To produce DNA fibers, aliquots of unfixed isolated nuclei or trypsinized cells were centrifuged at 2000 g for 10 min at 4°C. The pellet containing nuclei was resuspended in 75 mM KCl and left at room temperature for 20 min. Nuclei were then spotted onto slides by drawing a line vertically on the glass slide (3 µl per line). Several lines can be spotted in tandem, spaced ∼1 cm apart. Slides were left to dry at room temperature until the point where the edges of the spotted lines appeared viscous and sticky. Then, slides were immersed in the lysis buffer (0.5% SDS, 5 mM EDTA and 100 mM Tris-HCl) in a Coplin jar and incubated for 10 min. Fibers were extended by the aspiration of the lysis buffer using a vacuum pump equipped with a 10 µl pipette tip. After aspiration, slides were briefly air-dried, fixed in cold methanol:acetic acid (3:1) fixative for 10 min, air-dried and baked at 60°C for 1 h in an oven. Slides were then rinsed in 2× SSC, fixed in 4% paraformaldehyde, washed again twice in 2× SSC and dehydrated in ethanol series (70%, 80%, 96%; 2 min each). Slides were finally air-dried again and aged overnight at 4°C. Denaturation of the probe and the slides was performed.
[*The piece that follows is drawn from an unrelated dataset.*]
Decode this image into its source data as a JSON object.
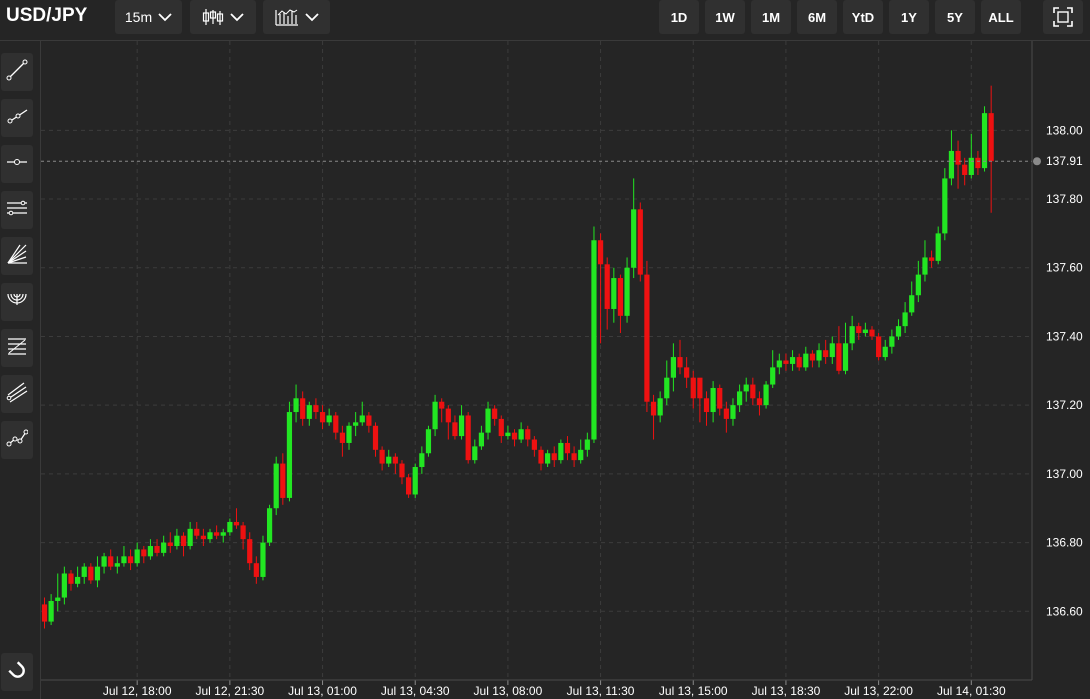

FISH probe design and labeling

To visualize human and mouse telomeric repeats, we used a custom biotin-labeled Affinity Plus probe (Integrated DNA Technologies, Coralville, IA, USA) with the sequence 5′-biotin-(CCC*TAA)4-3′, where the asterisk indicates the Affinity plus modified nucleotide. Canonical telomeric repeats in plants (N. tabacum) were visualized using a custom biotin-labeled LNA probe (Qiagen, Germantown, MD, USA) with the sequence: 5′-biotin-CCTAAA(CCCTAA)3-biotin-3′. The plant rDNA probe was prepared by nick translation, as described previously (Mandáková and Lysak, 2008). BAC clone T15P10 (containing 45S rDNA) was isolated using Macherey Nagel NucleoBond Xtra Midi, and 1 µg of plasmid was used as a template for nick-translation labeling with biotin-dUTP (NU-803-BIO16-S; Jena Bioscience, Jena Germany). The centromeric probe for chromosomes 21 and 13 was prepared by nick-translation labeling of 1 µg of pZ21A BAC (Archidiacono et al., 1995) using the Atto488 NT Labeling Kit (PP-305S-488; Jena Bioscience).
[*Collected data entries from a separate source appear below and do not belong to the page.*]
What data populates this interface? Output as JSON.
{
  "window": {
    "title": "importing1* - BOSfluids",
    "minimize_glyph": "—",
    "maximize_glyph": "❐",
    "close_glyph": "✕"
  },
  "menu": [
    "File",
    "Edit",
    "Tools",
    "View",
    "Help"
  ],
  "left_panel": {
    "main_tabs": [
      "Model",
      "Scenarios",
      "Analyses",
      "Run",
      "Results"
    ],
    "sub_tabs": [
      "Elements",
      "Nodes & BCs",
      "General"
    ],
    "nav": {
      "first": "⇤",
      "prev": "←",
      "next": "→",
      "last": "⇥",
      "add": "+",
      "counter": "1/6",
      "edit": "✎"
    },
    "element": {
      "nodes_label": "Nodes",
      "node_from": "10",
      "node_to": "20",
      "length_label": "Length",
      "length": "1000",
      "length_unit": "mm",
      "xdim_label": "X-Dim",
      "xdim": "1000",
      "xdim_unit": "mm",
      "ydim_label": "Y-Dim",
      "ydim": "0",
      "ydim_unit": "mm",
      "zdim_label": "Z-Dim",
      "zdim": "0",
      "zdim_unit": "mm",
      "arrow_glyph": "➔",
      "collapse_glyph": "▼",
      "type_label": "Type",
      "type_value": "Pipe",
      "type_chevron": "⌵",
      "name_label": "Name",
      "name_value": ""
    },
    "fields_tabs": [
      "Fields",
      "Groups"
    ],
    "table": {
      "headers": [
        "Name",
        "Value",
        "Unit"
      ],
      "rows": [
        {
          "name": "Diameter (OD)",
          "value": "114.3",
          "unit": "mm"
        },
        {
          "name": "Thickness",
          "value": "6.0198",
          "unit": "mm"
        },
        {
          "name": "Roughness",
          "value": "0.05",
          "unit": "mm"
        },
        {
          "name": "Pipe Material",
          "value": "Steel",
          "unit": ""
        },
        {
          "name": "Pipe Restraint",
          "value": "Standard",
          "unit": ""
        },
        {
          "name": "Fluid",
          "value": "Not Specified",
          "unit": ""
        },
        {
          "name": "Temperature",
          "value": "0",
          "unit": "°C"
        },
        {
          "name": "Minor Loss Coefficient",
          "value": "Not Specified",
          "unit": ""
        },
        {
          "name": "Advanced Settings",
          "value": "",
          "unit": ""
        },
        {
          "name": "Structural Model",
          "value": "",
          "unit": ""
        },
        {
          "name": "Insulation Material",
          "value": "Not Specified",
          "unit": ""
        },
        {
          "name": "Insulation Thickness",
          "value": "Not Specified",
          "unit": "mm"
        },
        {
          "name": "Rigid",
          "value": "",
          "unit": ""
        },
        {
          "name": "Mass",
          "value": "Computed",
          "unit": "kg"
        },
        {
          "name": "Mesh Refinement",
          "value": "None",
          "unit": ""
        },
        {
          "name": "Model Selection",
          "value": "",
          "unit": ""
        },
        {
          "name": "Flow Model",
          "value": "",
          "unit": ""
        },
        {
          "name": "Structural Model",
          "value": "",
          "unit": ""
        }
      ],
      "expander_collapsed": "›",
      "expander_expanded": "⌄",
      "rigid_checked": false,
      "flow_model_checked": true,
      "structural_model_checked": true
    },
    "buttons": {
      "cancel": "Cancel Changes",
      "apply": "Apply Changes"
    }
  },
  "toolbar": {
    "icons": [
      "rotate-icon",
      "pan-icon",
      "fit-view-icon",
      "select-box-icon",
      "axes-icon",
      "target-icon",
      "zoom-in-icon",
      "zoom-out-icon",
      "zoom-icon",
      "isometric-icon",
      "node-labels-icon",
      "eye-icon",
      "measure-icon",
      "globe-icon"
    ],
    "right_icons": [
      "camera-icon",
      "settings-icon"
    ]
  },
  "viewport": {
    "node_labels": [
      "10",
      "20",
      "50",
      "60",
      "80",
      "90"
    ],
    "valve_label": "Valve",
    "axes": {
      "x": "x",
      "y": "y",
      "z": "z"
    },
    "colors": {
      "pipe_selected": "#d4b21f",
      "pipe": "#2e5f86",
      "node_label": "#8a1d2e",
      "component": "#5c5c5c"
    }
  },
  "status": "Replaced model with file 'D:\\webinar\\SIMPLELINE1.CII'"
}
FISH and immunodetection of 5-methylcytosine on DNA fibers

Slides were denatured on a hotplate (80°C, 2 min), independently from the hybridization mix. The hybridization mix consisted of the FISH probe diluted in 50% hybridization buffer (2× SSC, 50% deionized formamide, 10% dextran sulfate) in a 1:40 ratio. The hybridization mix was denatured in a heating block (80°C, 4 min) and was then added to the slides immediately after denaturation of the slides, covered with a clean 22×40 mm coverslip and allowed to hybridize for 3 h or overnight at 37°C without sealing off the coverslip with rubber cement. Samples were then washed at 42°C, twice in 50% formamide and once in 2× SSC, prior to blocking. Blocking was performed at room temperature using 5% fetal calf serum (FCS) in 2× SSC for 30 min. Incubation with anti-5-methylcytosine antibody (C15200006-100; Diagenode, Seraing, Belgium) diluted 1:200 in 2× SSC containing 5% FCS was conducted for 30 min at room temperature. The washing steps included incubation in 2× SSCT (2× SSC with 0.05% Tween 20) for 3×5 min. Secondary antibody (Alexa Fluor 488-conjugated goat anti-mouse IgG; A11001; Invitrogen, Waltham, MA, USA) and Alexa Fluor 594-conjugated streptavidin (S11227; Thermo Fisher Scientific) were diluted 1:200 in 2× SSC containing 5% FCS and incubated for 30 min at room temperature, followed by washing in 2× SSCT for 3×5 min. Samples were post-fixed in 4% paraformaldehyde for 5 min, then rinsed in 1× PBS and mounted in DAPI (4′,6-diamidino-2-phenylindole, dihydrochloride; D1306; Invitrogen) and Vectashield (H-1000-10; Vector laboratories, Burlingame, CA, USA).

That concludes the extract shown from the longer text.